(i) For $x_1 < x < x_2$
we have
$$ \frac{f(x)-f(x_1)}{(x-x_1)} \le \frac{f(x_2)-f(x)}{(x_2-x)} \tag{1} $$
and
(ii) For every $x_1$ and $x_2$ in $I$ and every $λ: 0 < \lambda < 1$
we have
$$ f(\lambda x_1+(1-\lambda)x_2)\le \lambda f(x_1)+(1-\lambda)f(x_2)\tag{2} $$
Show that $(1)\implies(2)$
I have tried cross-multiplying the denominators in $(1)$ but I'm completely stuck.
On
Assume that $x_1 < x < x_2$, and let $L$ be the function whose graph is the line segment joining the points $(x_1,f(x_1))$ and $(x_2, f(x_2))$.
$\qquad \qquad \qquad \qquad $
Of course, the slope of the segment on the left is equal to the slope of the segment on the right: $$ \frac{L(x) - f(x_1)}{x - x_1} = \frac{f(x_2) - L(x)}{x_2 - x}. $$
If we were to replace $L(x)$ with a greater number, then the term on the left would increase and the term on the right would decrease.
$\qquad \qquad \qquad \qquad$
So, if it were true that $f(x) > L(x)$, then we would have $$ \frac{f(x) - f(x_1)}{x - x_1} > \frac{L(x) - f(x_1)}{x - x_1} = \frac{f(x_2) - L(x)}{x_2 - x} > \frac{f(x_2) - f(x)}{x_2 - x} . $$
But this contradicts condition (i). Thus, condition (i) implies that $f(x) \leq L(x)$.

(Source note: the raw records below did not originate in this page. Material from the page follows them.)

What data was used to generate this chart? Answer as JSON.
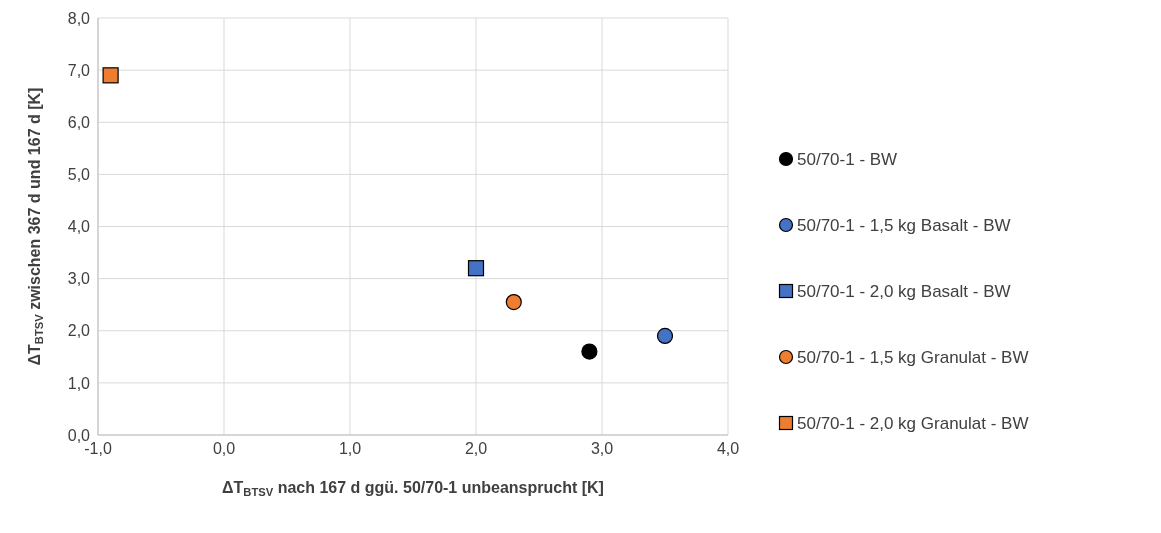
{
  "chart_data": {
    "type": "scatter",
    "xlabel": "ΔT$_{BTSV}$ nach 167 d ggü. 50/70-1 unbeansprucht [K]",
    "ylabel": "ΔT$_{BTSV}$ zwischen 367 d und 167 d [K]",
    "xlim": [
      -1,
      4
    ],
    "xticks": [
      {
        "value": -1,
        "label": "-1,0"
      },
      {
        "value": 0,
        "label": "0,0"
      },
      {
        "value": 1,
        "label": "1,0"
      },
      {
        "value": 2,
        "label": "2,0"
      },
      {
        "value": 3,
        "label": "3,0"
      },
      {
        "value": 4,
        "label": "4,0"
      }
    ],
    "ylim": [
      0,
      8
    ],
    "yticks": [
      {
        "value": 0,
        "label": "0,0"
      },
      {
        "value": 1,
        "label": "1,0"
      },
      {
        "value": 2,
        "label": "2,0"
      },
      {
        "value": 3,
        "label": "3,0"
      },
      {
        "value": 4,
        "label": "4,0"
      },
      {
        "value": 5,
        "label": "5,0"
      },
      {
        "value": 6,
        "label": "6,0"
      },
      {
        "value": 7,
        "label": "7,0"
      },
      {
        "value": 8,
        "label": "8,0"
      }
    ],
    "grid": true,
    "legend": "right",
    "series": [
      {
        "name": "50/70-1 - BW",
        "color": "#000000",
        "marker": "circle",
        "x": [
          2.9
        ],
        "values": [
          1.6
        ]
      },
      {
        "name": "50/70-1 - 1,5 kg Basalt - BW",
        "color": "#4472c4",
        "marker": "circle",
        "x": [
          3.5
        ],
        "values": [
          1.9
        ]
      },
      {
        "name": "50/70-1 - 2,0 kg Basalt - BW",
        "color": "#4472c4",
        "marker": "square",
        "x": [
          2.0
        ],
        "values": [
          3.2
        ]
      },
      {
        "name": "50/70-1 - 1,5 kg Granulat - BW",
        "color": "#ed7d31",
        "marker": "circle",
        "x": [
          2.3
        ],
        "values": [
          2.55
        ]
      },
      {
        "name": "50/70-1 - 2,0 kg Granulat - BW",
        "color": "#ed7d31",
        "marker": "square",
        "x": [
          -0.9
        ],
        "values": [
          6.9
        ]
      }
    ]
  }
}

After the cross multiplication, we have $(x_2-x_1)f(x)\leq(x_2-x)f(x_1)+(x-x_1)f(x_2)$
Hint: any number $x\in [x_1,x_2]$ can be written in the form $\lambda x_1+ (1-\lambda) x_2$, with $\lambda\in (0,1)$. I'm leaving this unproven as an exercise!
After that, our inequality becomes :$(x_2-x_1)f(x)\leq \lambda(x_2-x_1)f(x_1)+(1-\lambda)(x_2-x_1)f(x_2)$. By cancelling the common factor $(x_2-x_1)>0$ from both sides, you have what you want.